Volumetric Growth in Linear Elasticity Driven by an Optimality Criterion

TL;DR

This paper presents a novel framework for modeling volumetric growth in linear elasticity as an optimization process, where the growth tensor is implicitly determined by constrained minimization rather than phenomenological laws.

Contribution

It introduces an optimization-driven formulation of volumetric growth within linear elasticity, incorporating equilibrium, mass-balance, and irreversibility constraints, with finite element discretization for numerical implementation.

Findings

Finite element discretization results in a finite-dimensional constrained minimization problem.

The evolution of growth can be interpreted as a projected gradient flow.

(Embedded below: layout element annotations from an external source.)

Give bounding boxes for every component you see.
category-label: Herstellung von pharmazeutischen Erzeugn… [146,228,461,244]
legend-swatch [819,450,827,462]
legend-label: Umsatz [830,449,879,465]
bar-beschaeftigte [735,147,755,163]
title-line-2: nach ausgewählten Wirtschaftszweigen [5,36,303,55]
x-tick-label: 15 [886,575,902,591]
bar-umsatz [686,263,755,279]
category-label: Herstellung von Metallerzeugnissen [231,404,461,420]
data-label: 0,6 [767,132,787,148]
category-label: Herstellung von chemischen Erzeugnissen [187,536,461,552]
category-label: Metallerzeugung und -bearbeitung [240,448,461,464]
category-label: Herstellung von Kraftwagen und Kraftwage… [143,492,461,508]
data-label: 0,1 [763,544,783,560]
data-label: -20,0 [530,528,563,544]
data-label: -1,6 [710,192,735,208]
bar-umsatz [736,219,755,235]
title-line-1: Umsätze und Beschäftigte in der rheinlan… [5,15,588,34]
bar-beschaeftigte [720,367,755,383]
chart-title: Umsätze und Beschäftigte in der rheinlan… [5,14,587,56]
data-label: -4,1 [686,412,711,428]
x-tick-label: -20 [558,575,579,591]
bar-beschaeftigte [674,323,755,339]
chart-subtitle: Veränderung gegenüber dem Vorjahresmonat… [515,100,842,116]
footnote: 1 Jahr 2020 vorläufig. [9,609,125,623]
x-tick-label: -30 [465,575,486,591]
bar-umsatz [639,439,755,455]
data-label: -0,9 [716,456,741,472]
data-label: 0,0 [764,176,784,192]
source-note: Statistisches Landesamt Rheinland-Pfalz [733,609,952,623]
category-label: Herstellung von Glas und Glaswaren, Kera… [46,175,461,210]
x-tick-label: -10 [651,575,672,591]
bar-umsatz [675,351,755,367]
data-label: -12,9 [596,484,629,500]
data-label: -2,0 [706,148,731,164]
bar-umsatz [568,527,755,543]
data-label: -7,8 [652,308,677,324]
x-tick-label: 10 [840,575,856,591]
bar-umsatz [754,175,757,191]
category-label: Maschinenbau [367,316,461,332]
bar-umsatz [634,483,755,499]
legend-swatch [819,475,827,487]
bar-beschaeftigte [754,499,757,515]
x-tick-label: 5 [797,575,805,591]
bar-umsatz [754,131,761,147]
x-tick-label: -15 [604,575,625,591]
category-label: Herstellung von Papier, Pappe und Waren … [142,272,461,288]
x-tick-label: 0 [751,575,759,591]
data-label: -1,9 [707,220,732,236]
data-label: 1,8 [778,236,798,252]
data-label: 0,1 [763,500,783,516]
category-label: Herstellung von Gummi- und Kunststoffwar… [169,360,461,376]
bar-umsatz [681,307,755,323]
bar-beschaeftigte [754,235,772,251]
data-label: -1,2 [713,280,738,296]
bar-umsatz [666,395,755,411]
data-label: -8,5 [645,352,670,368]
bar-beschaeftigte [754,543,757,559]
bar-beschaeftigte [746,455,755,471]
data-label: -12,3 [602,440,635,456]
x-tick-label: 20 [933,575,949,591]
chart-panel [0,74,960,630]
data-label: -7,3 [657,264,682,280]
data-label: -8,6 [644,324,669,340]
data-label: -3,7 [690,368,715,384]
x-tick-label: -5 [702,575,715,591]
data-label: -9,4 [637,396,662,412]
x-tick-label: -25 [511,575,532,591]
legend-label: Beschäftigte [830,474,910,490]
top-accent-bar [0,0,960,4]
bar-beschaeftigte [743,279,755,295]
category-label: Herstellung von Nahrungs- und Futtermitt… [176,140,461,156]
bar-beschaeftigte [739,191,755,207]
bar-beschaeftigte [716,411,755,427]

Numerical examples demonstrate the effectiveness of the proposed framework.

Abstract

Using linearized elasticity as a convenient mechanical framework, we show that volumetric growth can be formulated as an optimization-driven process in which the growth tensor is determined implicitly by constrained optimization rather than prescribed through phenomenological evolution laws. At each incremental step, the displacement and growth fields satisfy equilibrium, mass-balance constraints, and an irreversibility condition enforcing accretive growth, while an objective functional encodes the driving mechanism of the process. Finite element discretization leads to a finite-dimensional constrained minimization problem in the growth variables alone and makes explicit the interpretation of the evolution as a projected gradient flow. Numerical examples illustrate the proposed framework.